Friday, August 30, 2013

Homily 22nd Sunday Year C: Michael U. Udoekpo

Homily 22nd Sunday Year C: Michael U. Udoekpo
Readings: Sir 3:17-18, 20, 28-29; Ps 68:4-7, 10-11’ Heb 12:18-19, 22-24a and Luke 14:1, 7-14

Learn From Me For I am Meek and Humble of Heart

“For everyone who exalts himself (or herself) will be humbled, but the one who humbles himself will be exalted,” (Luke 14:11).These words of Jesus underline the common thread of call for humility that runs through the Bible Lessons of today.

Even the author of Ecclesiasticus, Ben Sira, a wise man, lover of God, and an experienced observer of life, who lived thousands of years ago in Jerusalem recommended humility for his contemporaries.  He says “my child, conduct your affairs with humility and you will be loved more than a giver of gift. And the more you humble yourself, the greater you are, and the more you find favor with God,” (Sir 17-18). For Ben Sira, humility is not different from the fear of the Lord; it is not different from modesty and meekness. In fact most often the Hebrew word anawa can also be used in the sense of modesty and meekness of life.

In fact arrogance, especially a bad type can lead to so many things. It can lead us to disregard God and things that are sacred. It leads us to commit injustices, loose our patience very easily, disrespect others or trample upon those we think and imagine, are weaker than us, or we are better than! This why in Zephaniah 2:3, the text I wrote my doctoral dissertation on, humility is parallel to acts of social justice, righteousness and obedience to God. The texts says, “seek the Lord (baqqash adonay), all you humble of the land (kol anawa ha-arrets), who observed the law, seek righteousness (baqqash saddiq), and seek humility ( baqqash anawa).

In other words, Ben Sira recommends  that in our daily lives we should cultivates the virtues of patience, modesty docility, meekness, awareness of one’s limitations, respect for one another, love of one another, and above all we should always rely upon the grace of God, no matter our gifts , education, talents and positions. One who possesses humility is greater than “the giver of gifts.”
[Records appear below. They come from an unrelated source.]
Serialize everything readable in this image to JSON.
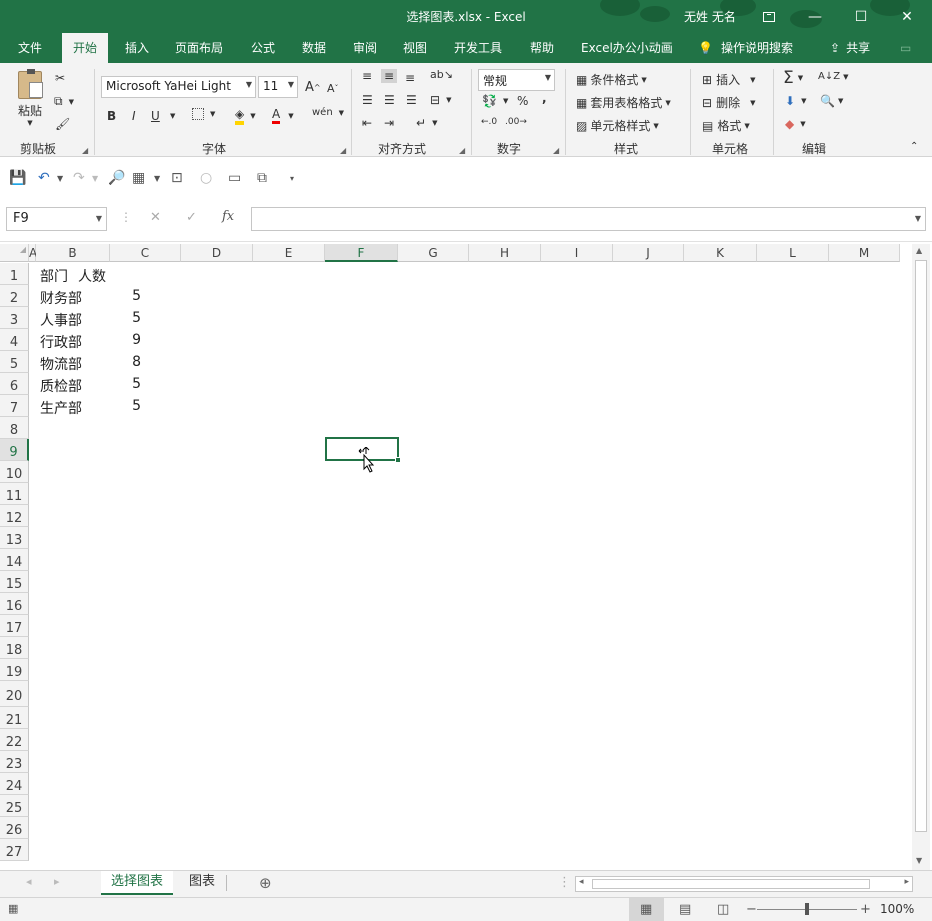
{
  "window": {
    "title": "选择图表.xlsx  -  Excel",
    "user": "无姓 无名",
    "ribbon_display_icon": "ribbon-display-icon",
    "minimize": "—",
    "maximize": "☐",
    "close": "✕"
  },
  "menu": {
    "items": [
      "文件",
      "开始",
      "插入",
      "页面布局",
      "公式",
      "数据",
      "审阅",
      "视图",
      "开发工具",
      "帮助",
      "Excel办公小动画"
    ],
    "active": "开始",
    "tell_me": "操作说明搜索",
    "share": "共享"
  },
  "ribbon": {
    "clipboard": {
      "paste": "粘贴",
      "label": "剪贴板"
    },
    "font": {
      "name": "Microsoft YaHei Light",
      "size": "11",
      "bold": "B",
      "italic": "I",
      "underline": "U",
      "grow": "A",
      "shrink": "A",
      "color": "A",
      "phonetic": "wén",
      "label": "字体"
    },
    "alignment": {
      "label": "对齐方式"
    },
    "number": {
      "format": "常规",
      "percent": "%",
      "comma": ",",
      "label": "数字"
    },
    "styles": {
      "conditional": "条件格式",
      "table": "套用表格格式",
      "cell": "单元格样式",
      "label": "样式"
    },
    "cells": {
      "insert": "插入",
      "delete": "删除",
      "format": "格式",
      "label": "单元格"
    },
    "editing": {
      "sum": "Σ",
      "label": "编辑"
    }
  },
  "formula_bar": {
    "name_box": "F9",
    "cancel": "✕",
    "enter": "✓",
    "fx": "fx",
    "value": ""
  },
  "columns": [
    "A",
    "B",
    "C",
    "D",
    "E",
    "F",
    "G",
    "H",
    "I",
    "J",
    "K",
    "L",
    "M"
  ],
  "selected_column": "F",
  "rows": [
    "1",
    "2",
    "3",
    "4",
    "5",
    "6",
    "7",
    "8",
    "9",
    "10",
    "11",
    "12",
    "13",
    "14",
    "15",
    "16",
    "17",
    "18",
    "19",
    "20",
    "21",
    "22",
    "23",
    "24",
    "25",
    "26",
    "27"
  ],
  "selected_row": "9",
  "table": {
    "headers": [
      "部门",
      "人数"
    ],
    "rows": [
      [
        "财务部",
        "5"
      ],
      [
        "人事部",
        "5"
      ],
      [
        "行政部",
        "9"
      ],
      [
        "物流部",
        "8"
      ],
      [
        "质检部",
        "5"
      ],
      [
        "生产部",
        "5"
      ]
    ]
  },
  "sheets": {
    "tabs": [
      "选择图表",
      "图表"
    ],
    "active": "选择图表",
    "add": "⊕"
  },
  "status": {
    "zoom": "100%",
    "zoom_in": "+",
    "zoom_out": "−"
  },
  "colors": {
    "accent": "#217346",
    "ribbon_bg": "#f3f3f3"
  }
}
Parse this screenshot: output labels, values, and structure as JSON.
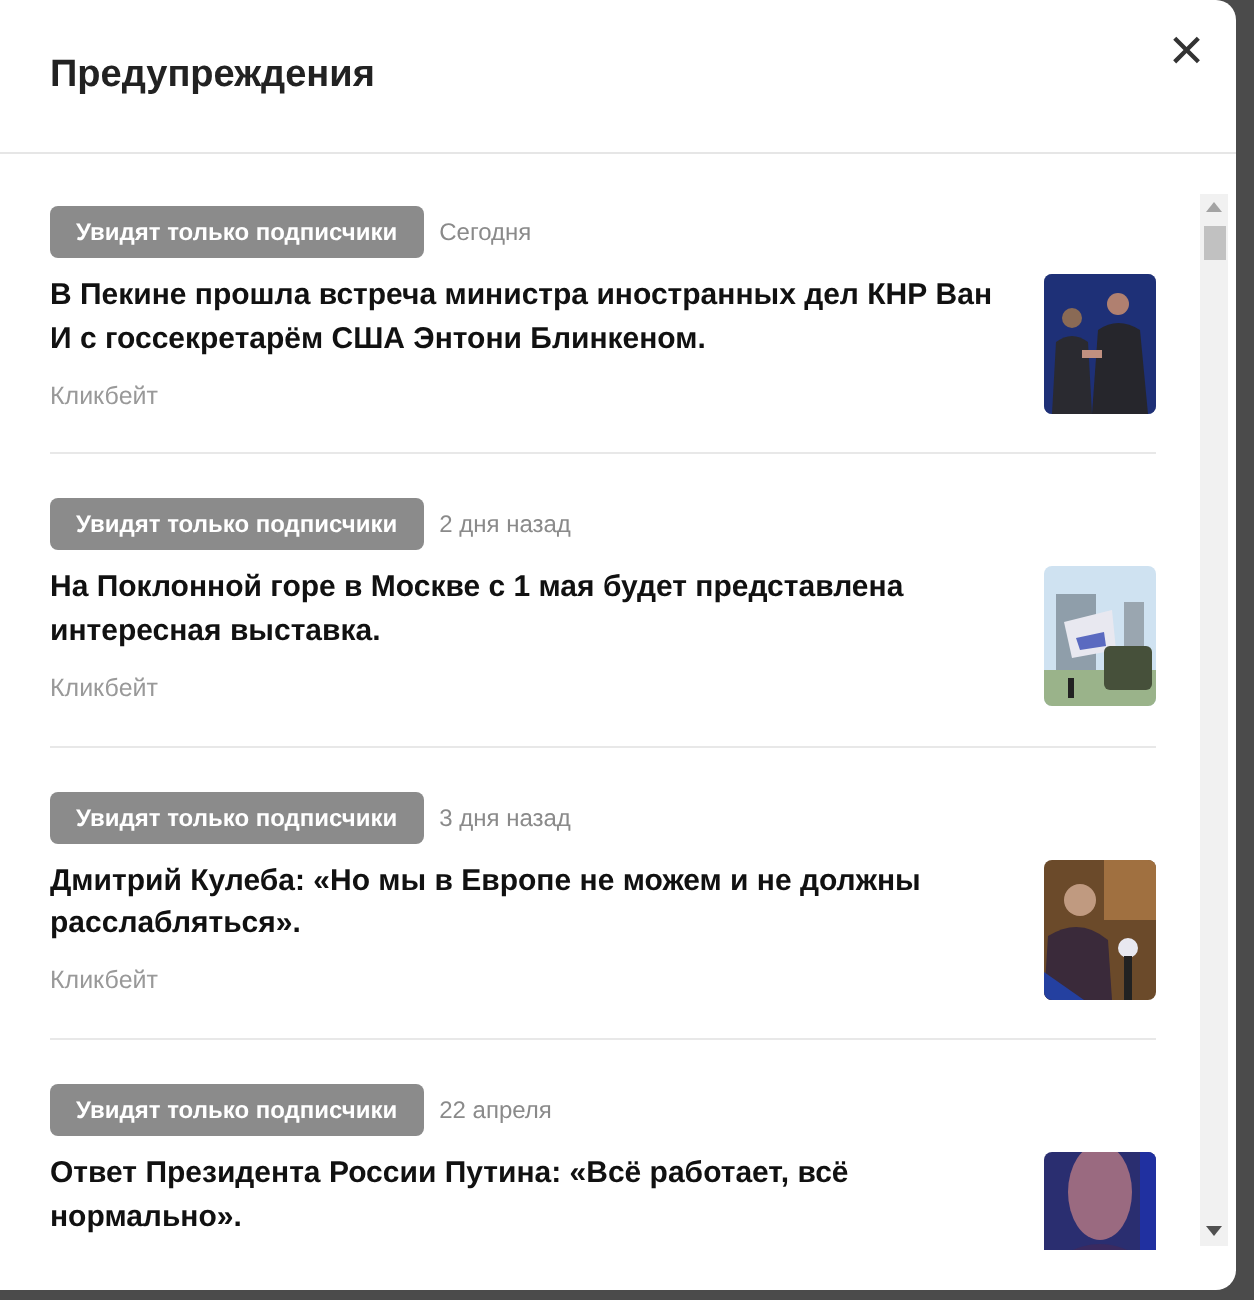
{
  "dialog": {
    "title": "Предупреждения",
    "close": "×"
  },
  "items": [
    {
      "badge": "Увидят только подписчики",
      "date": "Сегодня",
      "title": "В Пекине прошла встреча министра иностранных дел КНР Ван И с госсекретарём США Энтони Блинкеном.",
      "reason": "Кликбейт"
    },
    {
      "badge": "Увидят только подписчики",
      "date": "2 дня назад",
      "title": "На Поклонной горе в Москве с 1 мая будет представлена интересная выставка.",
      "reason": "Кликбейт"
    },
    {
      "badge": "Увидят только подписчики",
      "date": "3 дня назад",
      "title": "Дмитрий Кулеба: «Но мы в Европе не можем и не должны расслабляться».",
      "reason": "Кликбейт"
    },
    {
      "badge": "Увидят только подписчики",
      "date": "22 апреля",
      "title": "Ответ Президента России Путина: «Всё работает, всё нормально»."
    }
  ]
}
There is a story of a poor beggar who sits out in a village street in some parts of Africa, asking passers-by for bread and gifts.. In this culture, gifts are often given and received with right hands. One day a very rich man who was returning from the market walked by this hungry poor beggar. He offered the beggar a fat loaf of bread with money equivalent to our one dollar bill. But he did this with his left which is a sign of disrespect to another human being in this culture. To the greatest shock of this arrogant rich man, the poor hungry beggar rejected his gifts. But was kind enough to instruct the rich man to offer him the gifts properly with his right hand! The point here is that it is humility that enables us to respect the dignity of every human person, poor, rich, men, women and children, and even to be aware of ourselves or at least remember to look at ourselves on the mirror.

Humility enables us to love our neighbors. Think of the humility of love that Christ has first humbly loved us with. He washed the feet of his disciples. He reached out to the unreachables and touched the untouchables. Even to the cross as a mediator of the new covenant, the blood of Christ, as stated in the second reading (Heb 12:18-19, 22-24a), “Speaks more eloquently than that of Abel.” Christ went to Cross freely. He went the Cross humbly like a lamb. He went there because he loves us.

Even before Christ went to the cross, he taught humility, modesty, charity, generosity and respect to the dignity of every human person, wherever, and when he had the opportunity to do so.  The parable at the dinner party in today’s Gospel (Luke 14:1, 7-14) is one of those occasions. It was in the home of one of the Pharisees, elite of his time and probably a very wealthy man too. Jesus uses this occasions not to “play nice,” or “lobby” the Pharisees, but to instruct everyone of the truth: that when you are invited to a party take the lowest place so that you might be elevated and not vise verse. Again, those who organize theses parties should always extend their invitation and generosity to others including the poor, the crippled, the lame, the beggars, and the blind.

 This might sound very difficult to understand in today’s world of unhealthy competitions and rivalries, segregation, discrimination, racism and marginalization of the weak. Today many of us do things expecting a pay back in return. How do I invite strangers to my home would be the questions, modern minds would ask?

An arrogant, me-first lifestyle, my story, my story, my story always, (not my neighbors’ story) is not a life style of the kingdom of God. True members of the kingdom must take their yoke upon them and be able to learn from Christ, who is meek and humble of heart( Matt 11:29ab), “for every one who exalts himself (herself) will be humbled, and  the ones who humble themselves will be exalted,”(Luke 14:11).